Visiblement, la rougeur du vieux est proportionnelle à son âge (88 ans). Aussi, n’a-t-il pas de limite quand il faut régler des comptes quitte à employer des mots inappropriés. Devant la presse qu’il a convoqué dans sa villa de Fan à Dakar, Gorgui a été sans retenu envers Macky Sall. Il n’a pas pris de gant pour vider son sac (A moins qu’ils en restent encore).
«C’est un descendant d’esclaves. Les villageois de sa contrée d’origine l’ont expulsé. Il n’était pas sorcier, mais ses parents étaient anthropophages (cannibalisme). Ses parents mangeaient des bébés et on les a chassés du village. C’est par la suite qu’ils ont commencé à fréquenter leurs concitoyens normaux…Vous savez si un enfant est impoli, il entendra conter les circonstances de la circoncision de son père. C’est-à-dire que tu entendras des vérités que tu n’aurais pas voulu entendre. On aurait pu vivre jusqu’à la fin du temps sans que personne ne soit au courant, mais je le dis. S’il veut, il peut m’enfermer, mais c’est ça la vérité. Ceux qui sont propriétaires de la famille de Macky Sall sont toujours là, vivants. Il sait que c’est leur esclave. Je le dis et je l’assume parce qu’on ne peut pas toujours cacher les vérités. Cette insolence de Macky Sall est incompréhensible ».
Et de continuer dans ses insultes aux allures va-t-en guerre : «  Il faut l’arrêter, car on dit que c’est la force qui arrête la force, alors il faut l’arrêter par la force. Vous pouvez accepter vous les Sénégalais qu’il soit au-dessus de vous, mais moi jamais je n’accepterai que Macky Sall soit au-dessus de moi. Jamais mon fils Karim n’acceptera que Macky Sall soit au-dessus de lui ».
Des propos qui provoquent un choc et qui inquiètent au Sénégal au point où certains se demandent si le vieux n’est pas en train de « disjoncter » ? Macky Sall qui a failli intenter un procès contre lui, s’est finalement ravisé. Du côté du Conseil national de régulation de l’audiovisuel (CNRA), aucune sanction n’est encore prise pour censurer les médias qui diffusent l’intervention déplacée de l’ex- chef d’Etat sénégalais.
La délibération de la Cour de répression de l’enrichissement illicite prévue pour le 23 mars prochain. Gorgui  est décidé à livrer ses derniers combats pour l’amour d’un fils, fût-il «voleur». «Tant que je vivrai, je ne le laisserai faire. Ne nous en faites pas, il ne se passera rien. Macky Sall n’a pas d’éléments dans l’armée. Si toutefois il fait appel à l’armée, je ferai pareil et on verra…», menace-t-il.

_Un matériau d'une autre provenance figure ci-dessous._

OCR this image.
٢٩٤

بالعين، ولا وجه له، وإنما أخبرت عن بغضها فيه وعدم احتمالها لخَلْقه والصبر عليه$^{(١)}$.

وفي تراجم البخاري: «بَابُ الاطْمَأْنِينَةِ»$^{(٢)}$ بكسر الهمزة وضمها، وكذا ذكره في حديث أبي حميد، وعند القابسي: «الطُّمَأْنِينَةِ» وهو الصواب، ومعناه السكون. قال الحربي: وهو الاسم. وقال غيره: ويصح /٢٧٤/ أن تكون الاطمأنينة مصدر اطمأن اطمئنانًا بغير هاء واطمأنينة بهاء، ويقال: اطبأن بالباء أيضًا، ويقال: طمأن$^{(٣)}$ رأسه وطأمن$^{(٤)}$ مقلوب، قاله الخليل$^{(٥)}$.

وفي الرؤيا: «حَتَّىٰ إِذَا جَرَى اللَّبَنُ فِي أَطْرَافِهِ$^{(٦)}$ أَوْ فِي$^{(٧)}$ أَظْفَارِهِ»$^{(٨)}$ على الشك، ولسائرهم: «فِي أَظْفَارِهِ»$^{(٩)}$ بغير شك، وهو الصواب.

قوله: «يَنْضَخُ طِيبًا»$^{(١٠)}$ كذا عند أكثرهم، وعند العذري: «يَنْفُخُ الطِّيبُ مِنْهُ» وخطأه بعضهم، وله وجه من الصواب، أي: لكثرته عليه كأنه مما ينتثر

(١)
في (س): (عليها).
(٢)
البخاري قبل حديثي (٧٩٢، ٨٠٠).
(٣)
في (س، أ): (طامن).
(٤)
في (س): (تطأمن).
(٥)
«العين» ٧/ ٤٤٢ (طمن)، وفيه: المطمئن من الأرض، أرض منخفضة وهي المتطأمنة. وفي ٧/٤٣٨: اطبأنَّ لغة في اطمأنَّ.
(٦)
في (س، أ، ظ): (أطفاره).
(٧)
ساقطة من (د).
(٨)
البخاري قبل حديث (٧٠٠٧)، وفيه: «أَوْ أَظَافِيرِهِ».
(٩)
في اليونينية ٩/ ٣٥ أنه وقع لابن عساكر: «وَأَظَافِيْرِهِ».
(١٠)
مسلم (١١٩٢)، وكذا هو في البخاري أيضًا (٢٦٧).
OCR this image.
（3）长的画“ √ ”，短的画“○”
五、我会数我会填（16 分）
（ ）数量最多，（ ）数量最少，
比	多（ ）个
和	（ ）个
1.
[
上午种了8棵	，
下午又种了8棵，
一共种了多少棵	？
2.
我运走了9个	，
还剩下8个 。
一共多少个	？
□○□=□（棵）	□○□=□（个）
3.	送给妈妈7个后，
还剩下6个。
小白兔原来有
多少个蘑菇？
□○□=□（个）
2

Karim Wade : Ambition en berne en attendant son interminable procès

Alors qu’il aspirait à marcher sur les traces de son père, Karim Wade, fils et ancien ministre de l’ex-président sénégalais Abdoulaye Wade devra mettre provisoirement terme à ses ambitions politiques. La Cour de Répression et d’Enrichissement Illicite (CREI) l’a condamné à passer les sept prochaines années derrière les barreaux. En attendant la réponse de la justice à son appel, retour sur l’histoire de la terrible descente de cet économiste sénégalais.
La sentence a été lourde : Sept ans de prison ferme et 250 milliards de francs Cfa d’amende avec interdiction de droits civiques et confiscation de tous ses biens. C’est ce qui constitue la peine de Karim Wade pour s’être «illicitement enrichi». Ironie du destin ! Karim est incarcéré dans la maison d’arrêt où son père a séjourné plusieurs fois, bien souvent pour troubles à l’ordre public au lendemain de scrutins présidentiels controversés, en 1988 et en 1993.
A 47 ans, Karim Wade, en détention préventive depuis avril 2013, est accusé d’avoir illégalement acquis 117 milliards de francs CFA par le biais de montages financiers complexes du temps où il était conseiller puis ministre de son père, entre 2000 et 2012.

Karim Wade, dans l’ombre de son père

Avant  mars 2000, jour où Abdoulaye Wade, l’opposant historique d’Abdou Diouf a accédé à la magistrature suprême, son fils était méconnu de la société sénégalaise. Depuis ce jour là, Karim Wade a, de ses 1,90m, envahi la scène politique sénégalaise, au point où son ambition pour le fauteuil présidentiel a vite mûri.
A part le goût pour le pouvoir que Karim partage avec son père, Wade fils se différencie nettement de Wade père. A la différence de son père abonné aux geôles de son pays dans les années 1980 et 1990, Karim n’a jamais supporté l’idée de la prison ! La personnalité d’Abdoulaye Wade connue pour  sa verve et sa réactivité accrue tranche avec celle de Karim Wade, taciturne et grand timide, donnant  l’impression d’être constamment sur la réserve.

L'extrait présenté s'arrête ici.